375 Watt Solar Power System

Our 375 watt solar power system consisted of three solar panels, three AGM batteries, a 30 amp charge controller and a 2000 watt inverter. This particular system was upgraded 3 times in our first year here, as we added to it piece by piece. It's configuration eliminated many inefficiencies present in earlier setups. We're always learning...

For over a year this system powered all of our home electricity needs including computers, microwave, forced air furnace (propane heated), small kitchen appliances, charging portable batteries, small power tools, water pressure pumps, etc.. Even with our modest solar system, we never ran out of power. However, after three days of cloudy weather we have found that being conservative with our power usage is the best course of action. Most days and nights we have had comfortable use of power as needed. Since there are so many more sunny hours in the summer and we don't need to run the heat (that's a fair amount of power) the summer has always been much easier when it comes to power.

In this system the three solar panels (12 volts, 125 watts each) are wired in parallel so that the voltage remains 12 volts and their power output is combined to a total of 375 watts. This array of panels is then connected via 20 feet of 10 guage, sun resistant romex to the charge controller. There's a fused disconnect between the Panels and the Charge Controller (positive lead only) so that the panels can be switched off in the case that the Charge Controller needs maintenance or repair.

The charge controller is the "brains" of the solar power system. It monitors the batteries and the incoming power from the solar panels and intelligently directs and controls the flow of electricity into the batteries. As batteries come closer to being full, they must be charged more slowly or they will overheat and/or boil over (which damages your batteries).

Batteries store power for use when the sun isn't out. We're using 3 210 Amp Hour AGM batteries that give us a total of 630 Amp Hours of power storage. With most deep cycle batteries it's a good practice to only drain your batteries to "half" the power level. That's just over 300 Amp Hours of available power. At our normal usage of power that should last us 3 to 5 days should there be no incoming power from the panels. The batteries are connected to one another and the charge controller via 2 guage wire.

The inverter is tied directly to the batteries at the end of the 2 guage battery wire. The inverter converts the 12 volt DC electricity into 110 volt AC (standard household voltage) so that we can run basic home appliances. At present we are using a 2000 watt modified sine wave inverter -- that's about a max of 18 amps of 110 volt AC electricity.

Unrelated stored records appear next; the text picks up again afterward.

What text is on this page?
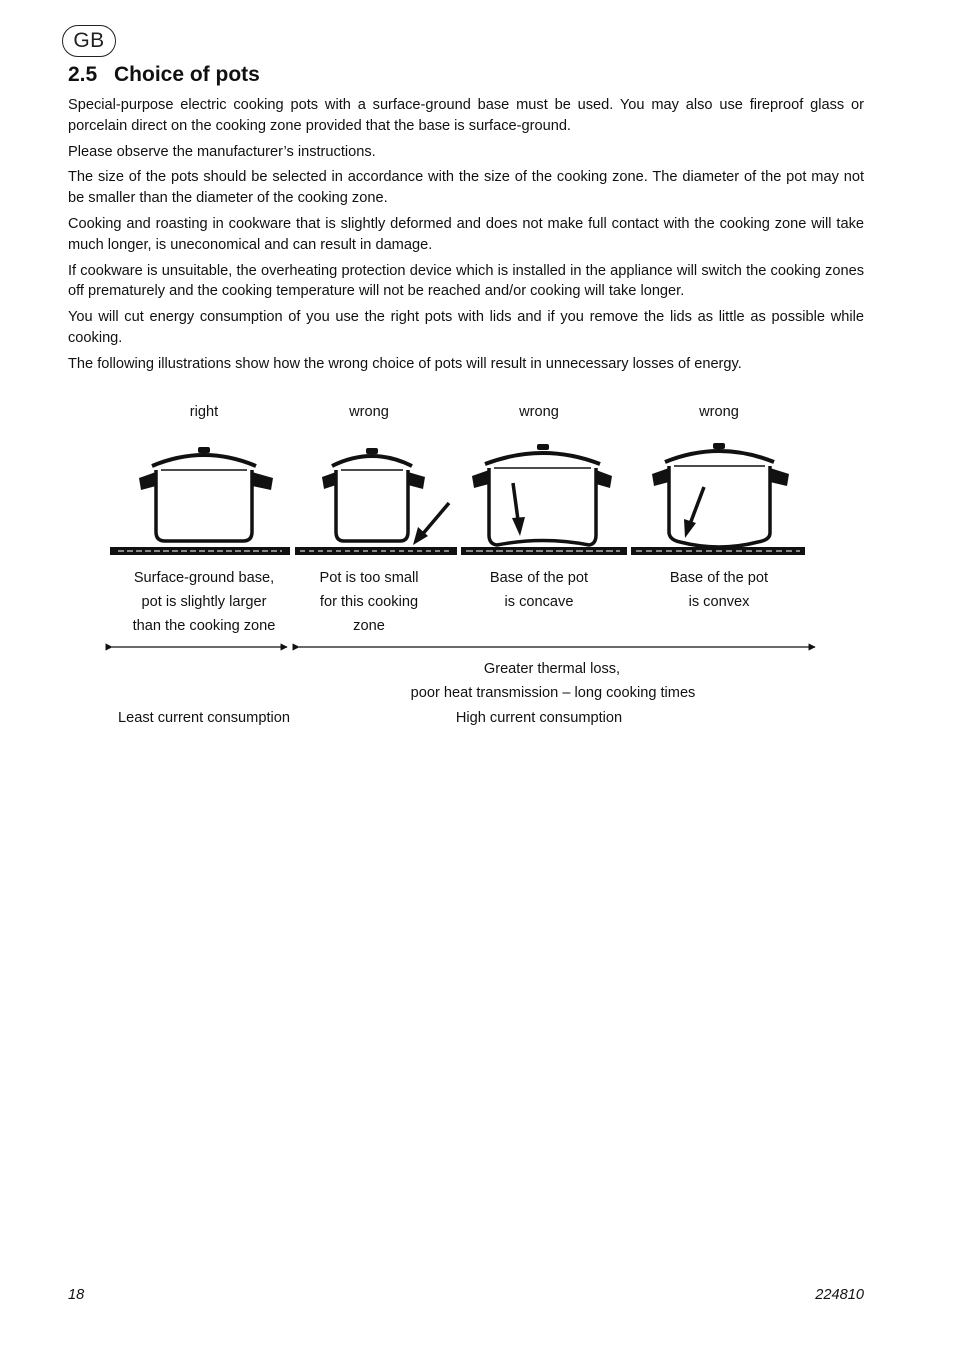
GB
2.5 Choice of pots

Special-purpose electric cooking pots with a surface-ground base must be used. You may also use fireproof glass or porcelain direct on the cooking zone provided that the base is surface-ground.

Please observe the manufacturer’s instructions.

The size of the pots should be selected in accordance with the size of the cooking zone. The diameter of the pot may not be smaller than the diameter of the cooking zone.

Cooking and roasting in cookware that is slightly deformed and does not make full contact with the cooking zone will take much longer, is uneconomical and can result in damage.

If cookware is unsuitable, the overheating protection device which is installed in the appliance will switch the cooking zones off prematurely and the cooking temperature will not be reached and/or cooking will take longer.

You will cut energy consumption of you use the right pots with lids and if you remove the lids as little as possible while cooking.

The following illustrations show how the wrong choice of pots will result in unnecessary losses of energy.

right	wrong	wrong	wrong
Surface-ground base,
pot is slightly larger
than the cooking zone
Pot is too small
for this cooking
zone
Base of the pot
is concave
Base of the pot
is convex
Greater thermal loss,
poor heat transmission – long cooking times
Least current consumption	High current consumption
18	224810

All DC Loads are tied into the DC fuse panel. Our pressure pumps, furnace fan, lights, electronic controls on the propane refrigerator all run off of 12 volt DC electricity. The fuse panel sub-divides and individually fuses the various circuits much like the circuit breaker box in the average home. Our DC fuse panel uses the same type of fuses commonly found in automobiles today.

Going Solar?

To read more about our perspective on off-grid living and the need for sustainability click here.

To see the diagram of our current solar power system click here.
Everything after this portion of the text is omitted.